Sarah Palin’s adviser implies Palin isn’t getting enough media coverage

Of all the complaints Sarah Palin has made about the media, here's a new one: One of her advisers is apparently upset about a lack of press coverage.

As Slate's Dave Weigel noted this morning, Rebecca Mansour, a top Palin aide, posted several messages on Twitter Monday directed at news organizations including ABC News and CNN, implying the media had not adequately covered a speech Palin gave at a Wisconsin tea party rally on Saturday.

"Hi @CNN did you cover @SarahPalinUSA's Madison speech? Did it upset you that she made Obama look bad by saying the stuff you gloss over?" Mansour wrote.

She directed similar messages to the Huffington Post, MSNBC, NBC's Andrea Mitchell, the Washington Post and CBS.

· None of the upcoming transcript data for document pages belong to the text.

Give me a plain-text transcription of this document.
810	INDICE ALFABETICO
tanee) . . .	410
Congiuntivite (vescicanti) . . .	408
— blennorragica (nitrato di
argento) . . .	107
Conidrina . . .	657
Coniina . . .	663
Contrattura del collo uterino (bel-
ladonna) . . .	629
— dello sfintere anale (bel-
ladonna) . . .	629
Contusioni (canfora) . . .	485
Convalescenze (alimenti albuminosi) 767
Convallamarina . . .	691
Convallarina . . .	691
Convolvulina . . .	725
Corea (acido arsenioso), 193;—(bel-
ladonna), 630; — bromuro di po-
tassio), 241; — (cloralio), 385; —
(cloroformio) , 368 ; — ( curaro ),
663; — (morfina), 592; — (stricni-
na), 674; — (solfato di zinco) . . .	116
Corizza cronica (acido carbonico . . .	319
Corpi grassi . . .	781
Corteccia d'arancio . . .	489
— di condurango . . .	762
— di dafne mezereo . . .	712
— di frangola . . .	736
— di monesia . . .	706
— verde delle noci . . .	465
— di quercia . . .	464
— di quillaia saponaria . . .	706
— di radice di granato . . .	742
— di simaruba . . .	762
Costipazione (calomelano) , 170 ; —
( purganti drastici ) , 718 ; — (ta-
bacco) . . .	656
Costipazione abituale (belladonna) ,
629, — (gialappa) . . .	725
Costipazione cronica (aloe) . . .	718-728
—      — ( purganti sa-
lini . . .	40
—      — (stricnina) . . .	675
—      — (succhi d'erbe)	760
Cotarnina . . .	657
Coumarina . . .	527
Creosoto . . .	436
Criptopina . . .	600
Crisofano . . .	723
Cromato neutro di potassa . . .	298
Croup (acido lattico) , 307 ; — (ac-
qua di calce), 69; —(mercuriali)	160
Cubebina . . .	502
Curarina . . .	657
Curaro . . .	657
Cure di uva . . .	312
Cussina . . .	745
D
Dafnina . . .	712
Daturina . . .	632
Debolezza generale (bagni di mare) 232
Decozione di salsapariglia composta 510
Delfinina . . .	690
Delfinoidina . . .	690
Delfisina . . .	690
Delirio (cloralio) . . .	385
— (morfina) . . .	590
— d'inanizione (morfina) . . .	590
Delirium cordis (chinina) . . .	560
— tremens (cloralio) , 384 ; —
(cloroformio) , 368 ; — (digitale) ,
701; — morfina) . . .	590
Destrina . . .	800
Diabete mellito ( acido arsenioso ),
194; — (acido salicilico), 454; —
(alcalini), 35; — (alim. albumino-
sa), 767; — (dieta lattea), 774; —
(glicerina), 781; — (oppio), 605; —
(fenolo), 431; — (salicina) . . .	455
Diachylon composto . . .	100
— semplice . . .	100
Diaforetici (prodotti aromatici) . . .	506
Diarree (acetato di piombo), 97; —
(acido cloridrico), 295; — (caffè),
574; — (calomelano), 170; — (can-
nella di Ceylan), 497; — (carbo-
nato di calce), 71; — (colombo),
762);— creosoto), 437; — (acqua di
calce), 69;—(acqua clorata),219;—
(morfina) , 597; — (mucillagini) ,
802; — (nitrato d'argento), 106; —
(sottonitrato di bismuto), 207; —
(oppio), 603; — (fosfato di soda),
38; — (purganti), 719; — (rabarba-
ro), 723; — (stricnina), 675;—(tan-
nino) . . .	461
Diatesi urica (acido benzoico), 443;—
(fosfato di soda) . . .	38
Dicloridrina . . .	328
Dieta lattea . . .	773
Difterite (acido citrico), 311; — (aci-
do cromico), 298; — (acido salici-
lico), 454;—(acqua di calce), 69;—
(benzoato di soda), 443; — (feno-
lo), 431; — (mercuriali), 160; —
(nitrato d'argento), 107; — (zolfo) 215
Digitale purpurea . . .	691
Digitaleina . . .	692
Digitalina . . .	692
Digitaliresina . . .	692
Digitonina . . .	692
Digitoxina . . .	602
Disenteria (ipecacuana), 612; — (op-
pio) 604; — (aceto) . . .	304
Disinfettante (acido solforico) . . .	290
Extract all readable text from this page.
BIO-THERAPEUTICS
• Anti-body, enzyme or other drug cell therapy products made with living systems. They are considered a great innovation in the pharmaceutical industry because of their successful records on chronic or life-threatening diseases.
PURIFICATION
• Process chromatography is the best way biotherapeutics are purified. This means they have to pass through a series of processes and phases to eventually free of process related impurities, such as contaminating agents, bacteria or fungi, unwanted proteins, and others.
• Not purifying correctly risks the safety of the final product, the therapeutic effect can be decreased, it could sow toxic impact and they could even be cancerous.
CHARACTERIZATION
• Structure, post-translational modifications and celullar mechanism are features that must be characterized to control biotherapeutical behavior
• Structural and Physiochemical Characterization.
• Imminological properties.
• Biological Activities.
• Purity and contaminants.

What's odd is that Palin's speech actually did receive a lot of coverage--though perhaps not as much coverage as the former Alaska governor is used to. ABC ran a story on its website. The Huffington Post and Washington Post linked to the Associated Press's coverage of the event.

MSNBC played video excerpts of Palin's speech several times Monday, highlighting the former governor's call for the GOP to "fight like a girl" and questioning if it was her comeback. Meanwhile CNN covered the event on air and on its blog—which Mansour later acknowledged in a follow-up Tweet.

After Weigel noted the the Palin aide's messages in a blog post this morning, Mansour lambasted the item on, you guessed it, Twitter, insisting the Slate writer has a "zero sense of humor."

"Just to be clear: I wasn't demanding media attention," Mansour said in a message directed at Weigel. "I was mocking the media about which Palin stories they choose to cover."